One of the more prominent signs of quackery--besides making absurd claims and passing them off as true and validated by scientific study--is the obligatory claim that there is a vast conspiracy by the medical establishment to harm you for profit. Here is AR's version:
The following [disclaimer] statement is made to comply with the legal requirements of, and minimize any retribution from an unnatural and adversary-based medical system in which a majority of its participants in error, legislatively exercise an attempt to have exclusive rights to the treatment of disease or deficiency, treating such disease or deficiency with man-made chemicals (drugs), radiation or surgery, to the exclusion of natural means, and most frequently to the detriment of those being treated.*
After claiming that they are really just dispensing nutritional information, not medical advice, these folks reveal who their inspiration is: David R. Hawkins. You may remember him from Newletter 30. He's the "nationally renowned psychiatrist, physician, researcher and lecturer" who got his degree from Columbia Pacific University, an unaccredited diploma mill. The AR folks are impressed by Hawkin's books, which are aimed at helping "you in your quest for emotional and spiritual well-being." They also remind the reader that it "your constitutional right" to believe anything, no matter how stupid or harmful, and whatever happens to you is your responsibility.
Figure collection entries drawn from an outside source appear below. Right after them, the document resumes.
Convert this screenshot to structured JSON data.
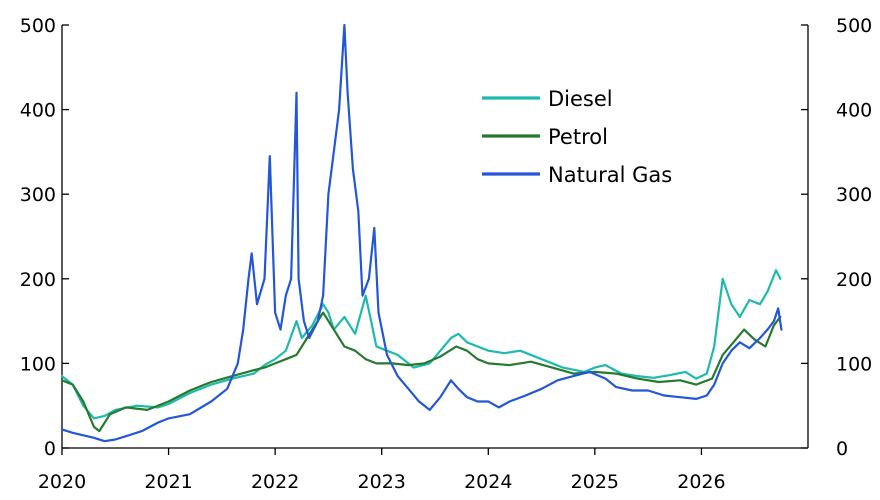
{
  "chart_data": {
    "type": "line",
    "title": "",
    "xlabel": "",
    "ylabel": "",
    "xlim": [
      2020,
      2027
    ],
    "ylim": [
      0,
      500
    ],
    "x_ticks": [
      "2020",
      "2021",
      "2022",
      "2023",
      "2024",
      "2025",
      "2026"
    ],
    "y_ticks_left": [
      "0",
      "100",
      "200",
      "300",
      "400",
      "500"
    ],
    "y_ticks_right": [
      "0",
      "100",
      "200",
      "300",
      "400",
      "500"
    ],
    "grid": false,
    "legend_position": "top-right",
    "series": [
      {
        "name": "Diesel",
        "color": "#1fb9ad",
        "points": [
          [
            2020.0,
            85
          ],
          [
            2020.1,
            75
          ],
          [
            2020.2,
            50
          ],
          [
            2020.3,
            35
          ],
          [
            2020.4,
            38
          ],
          [
            2020.5,
            45
          ],
          [
            2020.7,
            50
          ],
          [
            2020.9,
            48
          ],
          [
            2021.0,
            52
          ],
          [
            2021.2,
            65
          ],
          [
            2021.4,
            75
          ],
          [
            2021.6,
            82
          ],
          [
            2021.8,
            88
          ],
          [
            2021.9,
            98
          ],
          [
            2022.0,
            105
          ],
          [
            2022.1,
            115
          ],
          [
            2022.2,
            150
          ],
          [
            2022.25,
            130
          ],
          [
            2022.35,
            145
          ],
          [
            2022.45,
            170
          ],
          [
            2022.5,
            160
          ],
          [
            2022.55,
            140
          ],
          [
            2022.65,
            155
          ],
          [
            2022.75,
            135
          ],
          [
            2022.85,
            180
          ],
          [
            2022.9,
            150
          ],
          [
            2022.95,
            120
          ],
          [
            2023.05,
            115
          ],
          [
            2023.15,
            110
          ],
          [
            2023.3,
            95
          ],
          [
            2023.45,
            100
          ],
          [
            2023.55,
            115
          ],
          [
            2023.65,
            130
          ],
          [
            2023.72,
            135
          ],
          [
            2023.8,
            125
          ],
          [
            2023.9,
            120
          ],
          [
            2024.0,
            115
          ],
          [
            2024.15,
            112
          ],
          [
            2024.3,
            115
          ],
          [
            2024.5,
            105
          ],
          [
            2024.7,
            95
          ],
          [
            2024.9,
            90
          ],
          [
            2025.0,
            95
          ],
          [
            2025.1,
            98
          ],
          [
            2025.25,
            88
          ],
          [
            2025.4,
            85
          ],
          [
            2025.55,
            83
          ],
          [
            2025.7,
            86
          ],
          [
            2025.85,
            90
          ],
          [
            2025.95,
            82
          ],
          [
            2026.05,
            88
          ],
          [
            2026.12,
            120
          ],
          [
            2026.2,
            200
          ],
          [
            2026.28,
            170
          ],
          [
            2026.36,
            155
          ],
          [
            2026.45,
            175
          ],
          [
            2026.55,
            170
          ],
          [
            2026.62,
            185
          ],
          [
            2026.7,
            210
          ],
          [
            2026.74,
            200
          ]
        ]
      },
      {
        "name": "Petrol",
        "color": "#267a2e",
        "points": [
          [
            2020.0,
            80
          ],
          [
            2020.1,
            75
          ],
          [
            2020.2,
            55
          ],
          [
            2020.3,
            25
          ],
          [
            2020.35,
            20
          ],
          [
            2020.45,
            40
          ],
          [
            2020.6,
            48
          ],
          [
            2020.8,
            45
          ],
          [
            2021.0,
            55
          ],
          [
            2021.2,
            68
          ],
          [
            2021.4,
            78
          ],
          [
            2021.6,
            85
          ],
          [
            2021.8,
            92
          ],
          [
            2021.9,
            95
          ],
          [
            2022.0,
            100
          ],
          [
            2022.1,
            105
          ],
          [
            2022.2,
            110
          ],
          [
            2022.3,
            130
          ],
          [
            2022.4,
            150
          ],
          [
            2022.45,
            160
          ],
          [
            2022.55,
            140
          ],
          [
            2022.65,
            120
          ],
          [
            2022.75,
            115
          ],
          [
            2022.85,
            105
          ],
          [
            2022.95,
            100
          ],
          [
            2023.1,
            100
          ],
          [
            2023.25,
            98
          ],
          [
            2023.4,
            100
          ],
          [
            2023.55,
            108
          ],
          [
            2023.7,
            120
          ],
          [
            2023.8,
            115
          ],
          [
            2023.9,
            105
          ],
          [
            2024.0,
            100
          ],
          [
            2024.2,
            98
          ],
          [
            2024.4,
            102
          ],
          [
            2024.6,
            95
          ],
          [
            2024.8,
            88
          ],
          [
            2025.0,
            90
          ],
          [
            2025.2,
            88
          ],
          [
            2025.4,
            82
          ],
          [
            2025.6,
            78
          ],
          [
            2025.8,
            80
          ],
          [
            2025.95,
            75
          ],
          [
            2026.1,
            82
          ],
          [
            2026.2,
            110
          ],
          [
            2026.3,
            125
          ],
          [
            2026.4,
            140
          ],
          [
            2026.5,
            128
          ],
          [
            2026.6,
            120
          ],
          [
            2026.68,
            145
          ],
          [
            2026.74,
            155
          ]
        ]
      },
      {
        "name": "Natural Gas",
        "color": "#2456d8",
        "points": [
          [
            2020.0,
            22
          ],
          [
            2020.1,
            18
          ],
          [
            2020.2,
            15
          ],
          [
            2020.3,
            12
          ],
          [
            2020.4,
            8
          ],
          [
            2020.5,
            10
          ],
          [
            2020.6,
            14
          ],
          [
            2020.75,
            20
          ],
          [
            2020.9,
            30
          ],
          [
            2021.0,
            35
          ],
          [
            2021.2,
            40
          ],
          [
            2021.4,
            55
          ],
          [
            2021.55,
            70
          ],
          [
            2021.65,
            100
          ],
          [
            2021.7,
            140
          ],
          [
            2021.75,
            200
          ],
          [
            2021.78,
            230
          ],
          [
            2021.83,
            170
          ],
          [
            2021.9,
            200
          ],
          [
            2021.95,
            345
          ],
          [
            2022.0,
            160
          ],
          [
            2022.05,
            140
          ],
          [
            2022.1,
            180
          ],
          [
            2022.15,
            200
          ],
          [
            2022.2,
            420
          ],
          [
            2022.22,
            200
          ],
          [
            2022.27,
            150
          ],
          [
            2022.32,
            130
          ],
          [
            2022.4,
            150
          ],
          [
            2022.45,
            180
          ],
          [
            2022.5,
            300
          ],
          [
            2022.55,
            350
          ],
          [
            2022.6,
            400
          ],
          [
            2022.65,
            500
          ],
          [
            2022.68,
            420
          ],
          [
            2022.73,
            330
          ],
          [
            2022.78,
            280
          ],
          [
            2022.82,
            180
          ],
          [
            2022.88,
            200
          ],
          [
            2022.93,
            260
          ],
          [
            2022.97,
            160
          ],
          [
            2023.05,
            110
          ],
          [
            2023.15,
            85
          ],
          [
            2023.25,
            70
          ],
          [
            2023.35,
            55
          ],
          [
            2023.45,
            45
          ],
          [
            2023.55,
            60
          ],
          [
            2023.65,
            80
          ],
          [
            2023.72,
            70
          ],
          [
            2023.8,
            60
          ],
          [
            2023.9,
            55
          ],
          [
            2024.0,
            55
          ],
          [
            2024.1,
            48
          ],
          [
            2024.2,
            55
          ],
          [
            2024.35,
            62
          ],
          [
            2024.5,
            70
          ],
          [
            2024.65,
            80
          ],
          [
            2024.8,
            85
          ],
          [
            2024.95,
            90
          ],
          [
            2025.1,
            82
          ],
          [
            2025.2,
            72
          ],
          [
            2025.35,
            68
          ],
          [
            2025.5,
            68
          ],
          [
            2025.65,
            62
          ],
          [
            2025.8,
            60
          ],
          [
            2025.95,
            58
          ],
          [
            2026.05,
            62
          ],
          [
            2026.12,
            75
          ],
          [
            2026.2,
            100
          ],
          [
            2026.28,
            115
          ],
          [
            2026.36,
            125
          ],
          [
            2026.45,
            118
          ],
          [
            2026.55,
            130
          ],
          [
            2026.62,
            140
          ],
          [
            2026.68,
            150
          ],
          [
            2026.72,
            165
          ],
          [
            2026.75,
            140
          ]
        ]
      }
    ]
  }
}
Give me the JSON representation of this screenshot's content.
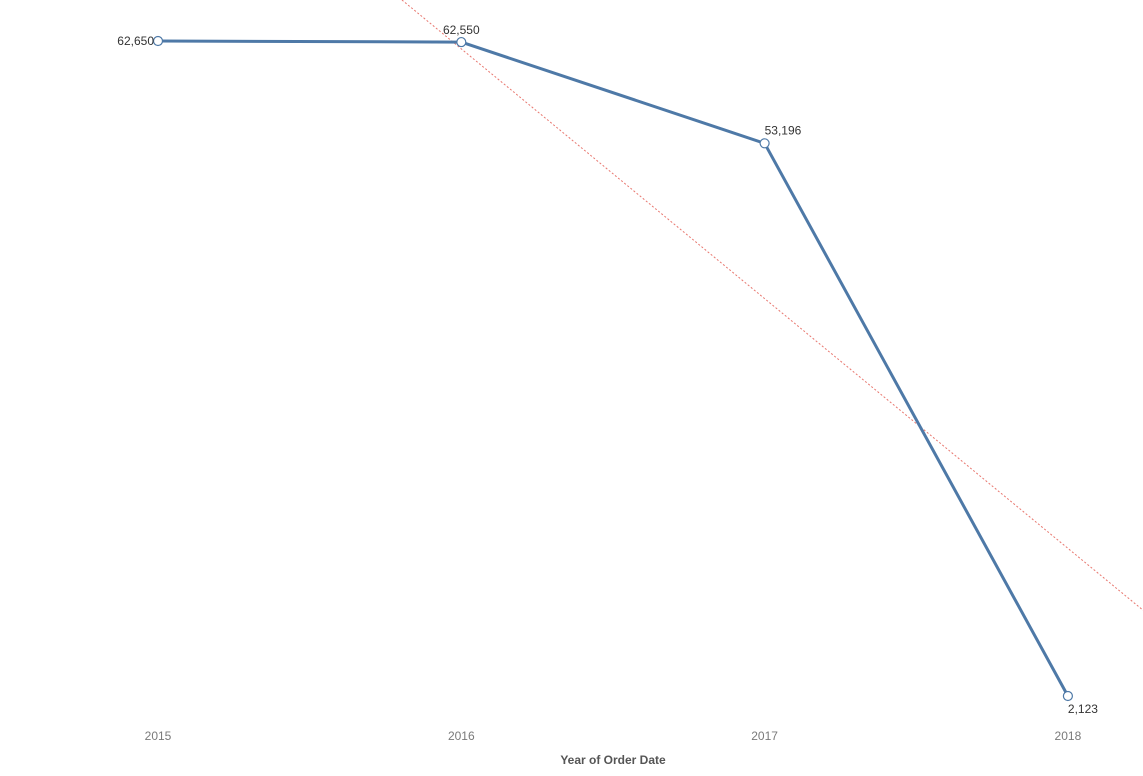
{
  "chart_data": {
    "type": "line",
    "categories": [
      "2015",
      "2016",
      "2017",
      "2018"
    ],
    "series": [
      {
        "values": [
          62650,
          62550,
          53196,
          2123
        ],
        "labels": [
          "62,650",
          "62,550",
          "53,196",
          "2,123"
        ]
      }
    ],
    "xlabel": "Year of Order Date",
    "ylabel": "",
    "ylim": [
      2123,
      62650
    ],
    "trend_line": {
      "start": [
        2015,
        85000
      ],
      "end": [
        2018.25,
        10000
      ]
    },
    "grid": false,
    "colors": {
      "line": "#4e79a7",
      "trend": "#e8776f",
      "marker_fill": "#ffffff"
    }
  }
}
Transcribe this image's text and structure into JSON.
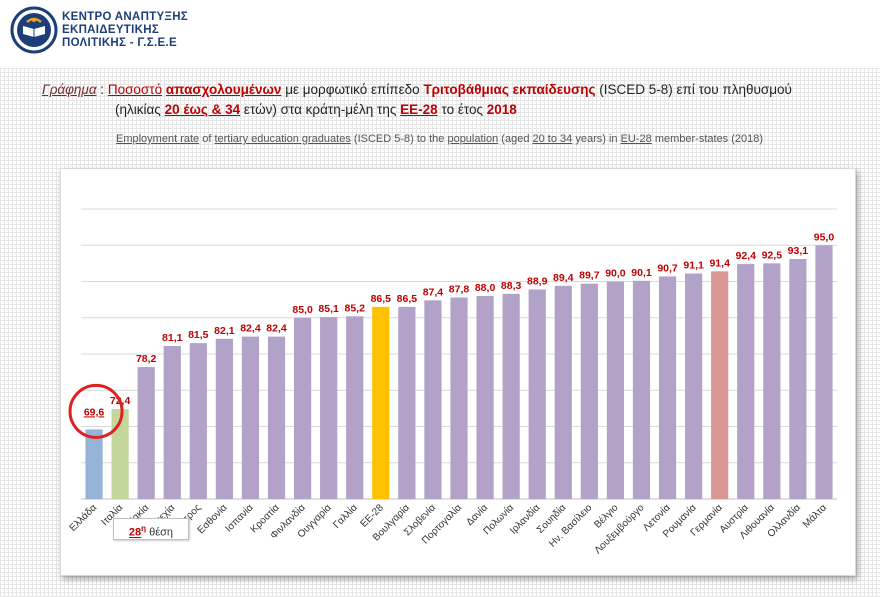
{
  "header": {
    "org_line1": "ΚΕΝΤΡΟ ΑΝΑΠΤΥΞΗΣ",
    "org_line2": "ΕΚΠΑΙΔΕΥΤΙΚΗΣ",
    "org_line3": "ΠΟΛΙΤΙΚΗΣ - Γ.Σ.Ε.Ε"
  },
  "title_gr": {
    "prefix": "Γράφημα",
    "sep": ":",
    "p1": "Ποσοστό",
    "p2": "απασχολουμένων",
    "p3": "με μορφωτικό επίπεδο",
    "p4": "Τριτοβάθμιας εκπαίδευσης",
    "p5": "(ISCED 5-8) επί του πληθυσμού",
    "p6": "(ηλικίας",
    "p7": "20 έως & 34",
    "p8": "ετών) στα κράτη-μέλη της",
    "p9": "ΕΕ-28",
    "p10": "το έτος",
    "p11": "2018"
  },
  "title_en": {
    "e1": "Employment rate",
    "e2": "of",
    "e3": "tertiary education graduates",
    "e4": "(ISCED 5-8) to the",
    "e5": "population",
    "e6": "(aged",
    "e7": "20 to 34",
    "e8": "years) in",
    "e9": "EU-28",
    "e10": "member-states (2018)"
  },
  "rank_callout": {
    "number": "28",
    "suffix": "η",
    "word": "θέση"
  },
  "colors": {
    "default_bar": "#b3a2c7",
    "greece": "#95b3d7",
    "italy": "#c3d69b",
    "eu28": "#ffc000",
    "germany": "#d99694",
    "label": "#c00000",
    "greece_label": "#1f6fae",
    "circle": "#e02020"
  },
  "chart_data": {
    "type": "bar",
    "title": "Employment rate of tertiary education graduates (ISCED 5-8) to the population (aged 20 to 34 years) in EU-28 member-states (2018)",
    "xlabel": "",
    "ylabel": "",
    "ylim": [
      60,
      100
    ],
    "grid": true,
    "categories": [
      "Ελλάδα",
      "Ιταλία",
      "Σλοβακία",
      "Τσεχία",
      "Κύπρος",
      "Εσθονία",
      "Ισπανία",
      "Κροατία",
      "Φινλανδία",
      "Ουγγαρία",
      "Γαλλία",
      "ΕΕ-28",
      "Βουλγαρία",
      "Σλοβενία",
      "Πορτογαλία",
      "Δανία",
      "Πολωνία",
      "Ιρλανδία",
      "Σουηδία",
      "Ην. Βασίλειο",
      "Βέλγιο",
      "Λουξεμβούργο",
      "Λετονία",
      "Ρουμανία",
      "Γερμανία",
      "Αυστρία",
      "Λιθουανία",
      "Ολλανδία",
      "Μάλτα"
    ],
    "values": [
      69.6,
      72.4,
      78.2,
      81.1,
      81.5,
      82.1,
      82.4,
      82.4,
      85.0,
      85.1,
      85.2,
      86.5,
      86.5,
      87.4,
      87.8,
      88.0,
      88.3,
      88.9,
      89.4,
      89.7,
      90.0,
      90.1,
      90.7,
      91.1,
      91.4,
      92.4,
      92.5,
      93.1,
      95.0
    ],
    "labels": [
      "69,6",
      "72,4",
      "78,2",
      "81,1",
      "81,5",
      "82,1",
      "82,4",
      "82,4",
      "85,0",
      "85,1",
      "85,2",
      "86,5",
      "86,5",
      "87,4",
      "87,8",
      "88,0",
      "88,3",
      "88,9",
      "89,4",
      "89,7",
      "90,0",
      "90,1",
      "90,7",
      "91,1",
      "91,4",
      "92,4",
      "92,5",
      "93,1",
      "95,0"
    ],
    "highlight": {
      "0": "greece",
      "1": "italy",
      "11": "eu28",
      "24": "germany"
    }
  }
}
The AR folks then describe the product that is offered to people who are HIV-positive: the Lifestar CD4 Restoration Protocol. There is nothing on Quackwatch about this therapy, but there is a very good article on naturopathy by Barry Beyerstein and Susan Downie. There is also an article on naturopathy by Stephen Barrett himself.
The Lifestar CD4 Restoration Protocol is standard voodoo naturopathy: you need to raise your consciousness, stop ingesting unnatural stuff, start ingesting natural stuff, think happy thoughts, don't think negative thoughts, get rid of bad beliefs, suck in good beliefs, the body is naturally pure and healthy, you can restore your energy and your immune system to top form if only you go natural and positive! Stay away from conventional medicine: It's unnatural! Listen to your friends at Lifestar! The surefire way to find out whether this all-natural protocol is working is through applied kinesiology. I'm not kidding.
Finally, here's your shopping list and here is how much it will cost you: $1,500 plus shipping and handling for the first few months and then under $100/month thereafter). Of course, this only takes into account how much money you will need to spend. The actual cost could be much greater.